I own a Ford, so I guess I support cancer.

makeitsnowondem

Well, we’ve reached the stage of the game where someone other than Tom Brady fakes an injury.

BrettFavresColonoscopy

I heard Hyundai was pro child cancer

scotchnaut

At this point I’m an amateur child cancer. I’m hoping to get better.

Doktor Zymm

Agholor is my favorite making sportscasters learn how to spell guy

Horatio Cornblower

Foles has been doing it his entire life, Cris, you dumb shit.
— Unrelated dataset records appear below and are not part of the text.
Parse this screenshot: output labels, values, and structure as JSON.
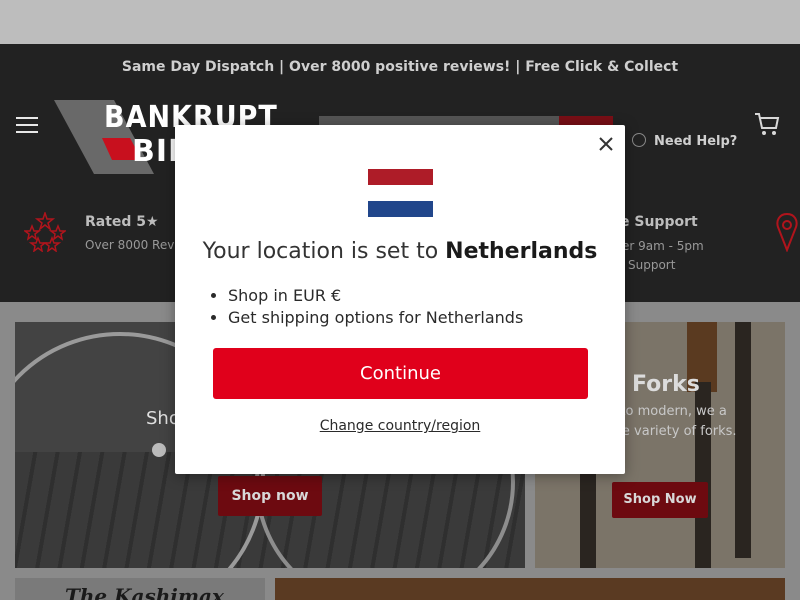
{
  "announcement": "Same Day Dispatch | Over 8000 positive reviews! | Free Click & Collect",
  "logo": {
    "line1": "BANKRUPT",
    "line2": "BIKES"
  },
  "header": {
    "help_label": "Need Help?"
  },
  "usp_left": {
    "title": "Rated 5★",
    "subtitle": "Over 8000 Rev"
  },
  "usp_right": {
    "title": "e Support",
    "line1": "er 9am - 5pm",
    "line2": "Support"
  },
  "tiles": {
    "wheels_title": "Sho",
    "wheels_button": "Shop now",
    "forks_title": "Forks",
    "forks_desc": "c to modern, we a wide variety of forks.",
    "forks_button": "Shop Now",
    "bottom_left_text": "The Kashimax"
  },
  "modal": {
    "heading_prefix": "Your location is set to ",
    "country": "Netherlands",
    "bullets": [
      "Shop in EUR €",
      "Get shipping options for Netherlands"
    ],
    "continue_label": "Continue",
    "change_label": "Change country/region",
    "flag_colors": [
      "#ae1c28",
      "#ffffff",
      "#21468b"
    ],
    "accent": "#e0001b"
  }
}
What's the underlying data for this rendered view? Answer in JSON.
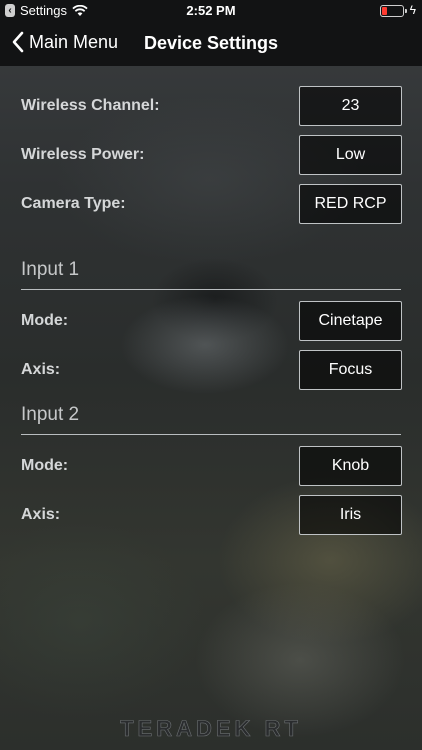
{
  "status_bar": {
    "back_app": "Settings",
    "time": "2:52 PM"
  },
  "nav": {
    "back_label": "Main Menu",
    "title": "Device Settings"
  },
  "general": {
    "wireless_channel": {
      "label": "Wireless Channel:",
      "value": "23"
    },
    "wireless_power": {
      "label": "Wireless Power:",
      "value": "Low"
    },
    "camera_type": {
      "label": "Camera Type:",
      "value": "RED RCP"
    }
  },
  "input1": {
    "title": "Input 1",
    "mode": {
      "label": "Mode:",
      "value": "Cinetape"
    },
    "axis": {
      "label": "Axis:",
      "value": "Focus"
    }
  },
  "input2": {
    "title": "Input 2",
    "mode": {
      "label": "Mode:",
      "value": "Knob"
    },
    "axis": {
      "label": "Axis:",
      "value": "Iris"
    }
  },
  "footer": {
    "logo_text": "TERADEK RT"
  },
  "colors": {
    "battery_low": "#ff3b30",
    "nav_bg": "#121314"
  }
}
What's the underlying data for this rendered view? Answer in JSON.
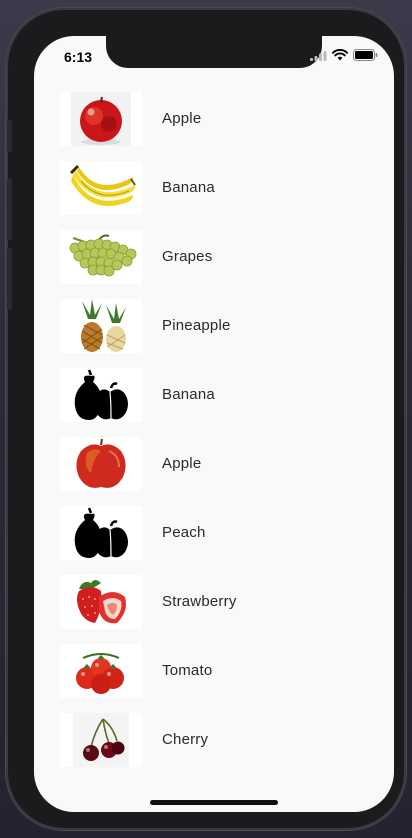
{
  "status_bar": {
    "time": "6:13",
    "icons": [
      "signal-icon",
      "wifi-icon",
      "battery-icon"
    ]
  },
  "list": {
    "items": [
      {
        "label": "Apple",
        "image": "apple-photo"
      },
      {
        "label": "Banana",
        "image": "banana-photo"
      },
      {
        "label": "Grapes",
        "image": "grapes-photo"
      },
      {
        "label": "Pineapple",
        "image": "pineapple-photo"
      },
      {
        "label": "Banana",
        "image": "fruit-silhouette-icon"
      },
      {
        "label": "Apple",
        "image": "apple-photo"
      },
      {
        "label": "Peach",
        "image": "fruit-silhouette-icon"
      },
      {
        "label": "Strawberry",
        "image": "strawberry-photo"
      },
      {
        "label": "Tomato",
        "image": "tomato-photo"
      },
      {
        "label": "Cherry",
        "image": "cherry-photo"
      }
    ]
  },
  "colors": {
    "screen_background": "#f9f9f9",
    "label_text": "#2a2a2a",
    "device_frame": "#1b1b1d"
  }
}
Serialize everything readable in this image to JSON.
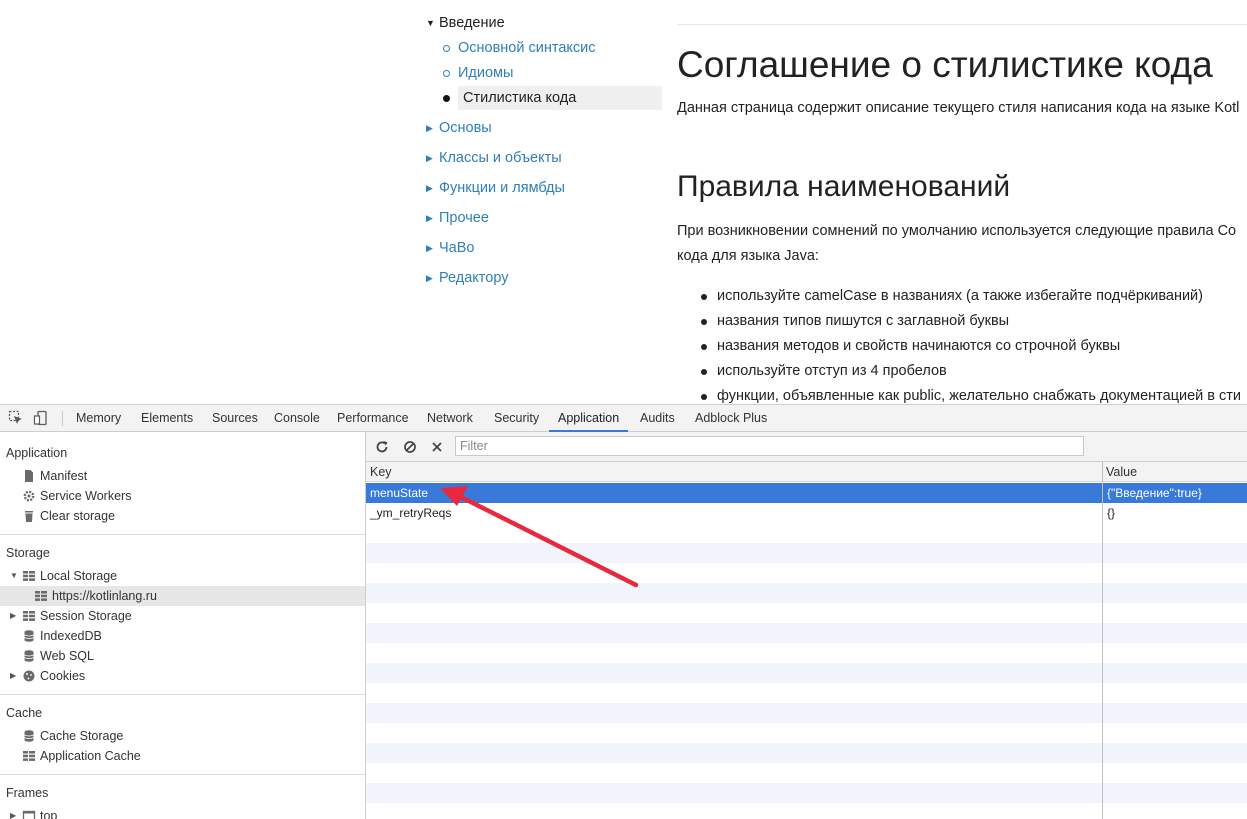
{
  "page": {
    "nav": {
      "open_section": "Введение",
      "sub_items": [
        "Основной синтаксис",
        "Идиомы",
        "Стилистика кода"
      ],
      "active_sub_item": "Стилистика кода",
      "sections": [
        "Основы",
        "Классы и объекты",
        "Функции и лямбды",
        "Прочее",
        "ЧаВо",
        "Редактору"
      ]
    },
    "article": {
      "title": "Соглашение о стилистике кода",
      "intro": "Данная страница содержит описание текущего стиля написания кода на языке Kotl",
      "section_title": "Правила наименований",
      "section_text_line1": "При возникновении сомнений по умолчанию используется следующие правила Co",
      "section_text_line2": "кода для языка Java:",
      "bullets": [
        "используйте camelCase в названиях (а также избегайте подчёркиваний)",
        "названия типов пишутся с заглавной буквы",
        "названия методов и свойств начинаются со строчной буквы",
        "используйте отступ из 4 пробелов",
        "функции, объявленные как public, желательно снабжать документацией в сти"
      ]
    }
  },
  "devtools": {
    "tabs": [
      "Memory",
      "Elements",
      "Sources",
      "Console",
      "Performance",
      "Network",
      "Security",
      "Application",
      "Audits",
      "Adblock Plus"
    ],
    "active_tab": "Application",
    "sidebar": {
      "application": {
        "title": "Application",
        "items": [
          "Manifest",
          "Service Workers",
          "Clear storage"
        ]
      },
      "storage": {
        "title": "Storage",
        "local_storage": "Local Storage",
        "local_storage_origin": "https://kotlinlang.ru",
        "items": [
          "Session Storage",
          "IndexedDB",
          "Web SQL",
          "Cookies"
        ]
      },
      "cache": {
        "title": "Cache",
        "items": [
          "Cache Storage",
          "Application Cache"
        ]
      },
      "frames": {
        "title": "Frames",
        "items": [
          "top"
        ]
      }
    },
    "filter_placeholder": "Filter",
    "table": {
      "headers": {
        "key": "Key",
        "value": "Value"
      },
      "rows": [
        {
          "key": "menuState",
          "value": "{\"Введение\":true}"
        },
        {
          "key": "_ym_retryReqs",
          "value": "{}"
        }
      ],
      "selected_row": 0
    },
    "annotation": {
      "arrow_color": "#e8283c"
    },
    "accent_color": "#3879d9"
  }
}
He’s a professional football player.

Trevor Semen

Just run the ever living shit out of the clock

Redshirt

Super Bowl LII may come down to the foot of the Cincinnati Bengals 5th Round Draft Pick.

May God help us all!

Beerguyrob

Don’t rely on the kicker…Don’t rely on the kicker…Don’t rely on the kicker…Don’t rely on the kicker…Don’t rely on the kicker…Don’t rely on the kicker…Don’t rely on the kicker…Don’t rely on the kicker…

Wakezilla

So, the P*ts are winning by a field goal, right?

Horatio Cornblower

YOU SHUT YOUR WHORE MOUTH!!!!

Dick E. Phuck

Bleed the clock, please.

...

/black blood streams from eyes

Y E S

...

Foles putting it in every tight hole.

Gratliff

I can not wrap my head around how good Foles is playing

Horatio Cornblower

Harrison got held on that play.

Fuck you Bill Simmons.

scotchnaut

It’s called Sill Bimmons.

Wakezilla

Did Collinsworth just say the Eagles should have printed? Jesus

King Hippo

of course, he wants NE to win

litre_cola

I am losing my mind.

Doktor Zymm

It’s gonna be 1 and 1, Pats by 1, isnt’ it?

Senor Weaselo
Beerguyrob

MOAR YARDS PLEASE!

ThePirateSloth

SHUT THE FUCK UP CRIS

Beerguyrob

Finally, an opinion I can agree with.

Romonobyl

This should be the 11th commandment.

BrettFavresColonoscopy
Brocky

I was expecting marx brothers

Spur

Eli wasn’t invited to Universal Studios?

Horatio Cornblower

Too many rides with a height requirement.

Gatoraids

He snuck off to Lego Land

Senor Weaselo

Andres Cantor with the mic drop?

yeah right

I am proud of the fact that I never drink Coke and haven’t for decades.

scotchnaut

I don’t drink pop, soda or whatever. My boys have grown up thinking it’s a treat, like ice cream.